Deux types de contentieux principaux permettent de contester, dans le temps de l’information judiciaire, les actes de l’instruction rendus par le juge : d’une part, le contentieux de l’annulation qui permet de contrôler la régularité des actes d’investigation (C proc. pén., art. 170 N° Lexbase : L0918DYN et s.) ; d’autre part, le contentieux de l’appel au terme duquel sont examinés la légalité et le bien-fondé des actes juridictionnels (C proc. pén., art. 185 N° Lexbase : L7480LPQ et s.).
Ces contentieux ont vocation à être tranchés par la chambre de l’instruction, qui est une formation de jugement de la cour d'appel, composée d'un président de chambre et de deux conseillers (C proc. pén., art. 191 N° Lexbase : L3569AZ9). Au-delà de cette fonction de « juridiction du second degré », la chambre de l’instruction dispose également de vastes pouvoirs prévus et codifiés aux articles de 200 (N° Lexbase : L3580AZM) et suivants du Code de procédure pénale qui lui permettent de parfaire l’information judiciaire.

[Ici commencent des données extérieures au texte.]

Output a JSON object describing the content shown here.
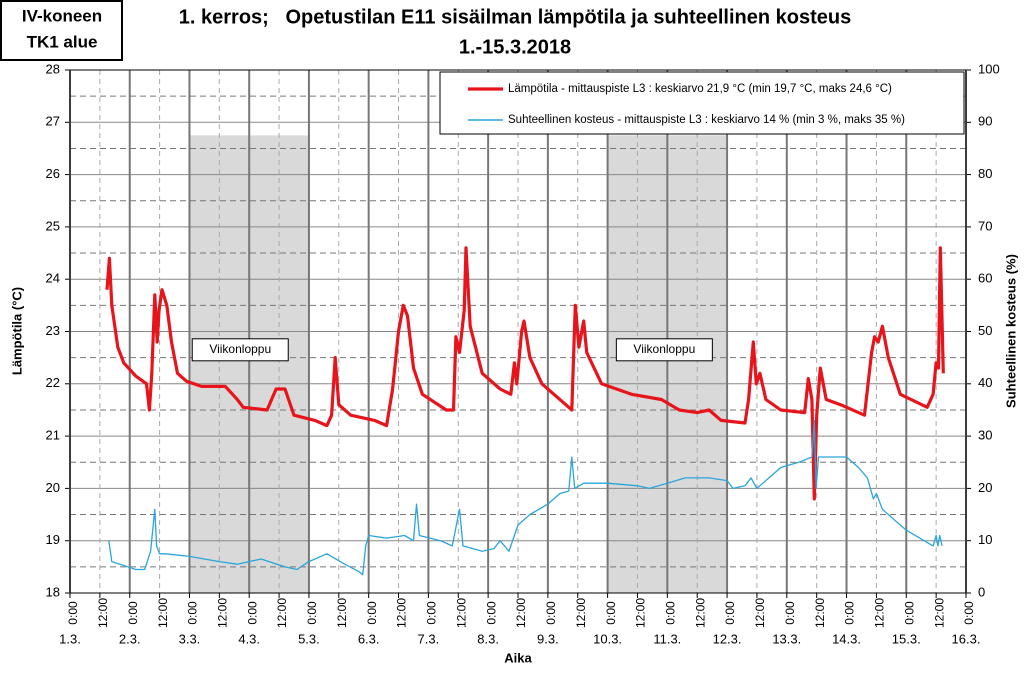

Au cours de l’information judiciaire, la chambre de l’instruction peut, en toute matière, être saisie aux fins d’annulation d’un acte ou d’une pièce de la procédure (C proc. pén., art. 170 N° Lexbase : L0918DYN) par le juge d’instruction (C proc. pén., art. 173, al. 1), par le procureur de la République (C proc. pén., art. 173, al. 2 N° Lexbase : L7455LPS), par les parties ou par le témoin assisté (C proc. pén., art. 173, al. 3).
Lorsque les actes ou pièces sont annulés, ils sont retirés du dossier d’information et classés au greffe de la cour d’appel (C proc. pén., art. 174, al. 3 N° Lexbase : L8646HW7).
Lorsque les actes ou pièces de la procédure sont partiellement annulés, ils sont cancellés - c’est-à-dire caviardés, après qu’ait été établie une copie certifiée conforme à l’original, qui est classée au greffe de la cour d’appel (C proc. pén., art. 174, al. 3).
Au-delà du contentieux de l’annulation, la chambre de l’instruction est également compétente pour statuer sur les appels interjetés à l’encontre des ordonnances juridictionnelles rendues par le juge. Suivant contrôle du bien-fondé et de la légalité de l’acte, la chambre de l’instruction peut alors, soit confirmer la décision entreprise, soit la réformer.
Le droit d’appel, qui n’appartient ni aux tiers ni au témoin assisté, est « général » pour le ministère public, alors qu’il est « spécial » et « limité » pour les parties.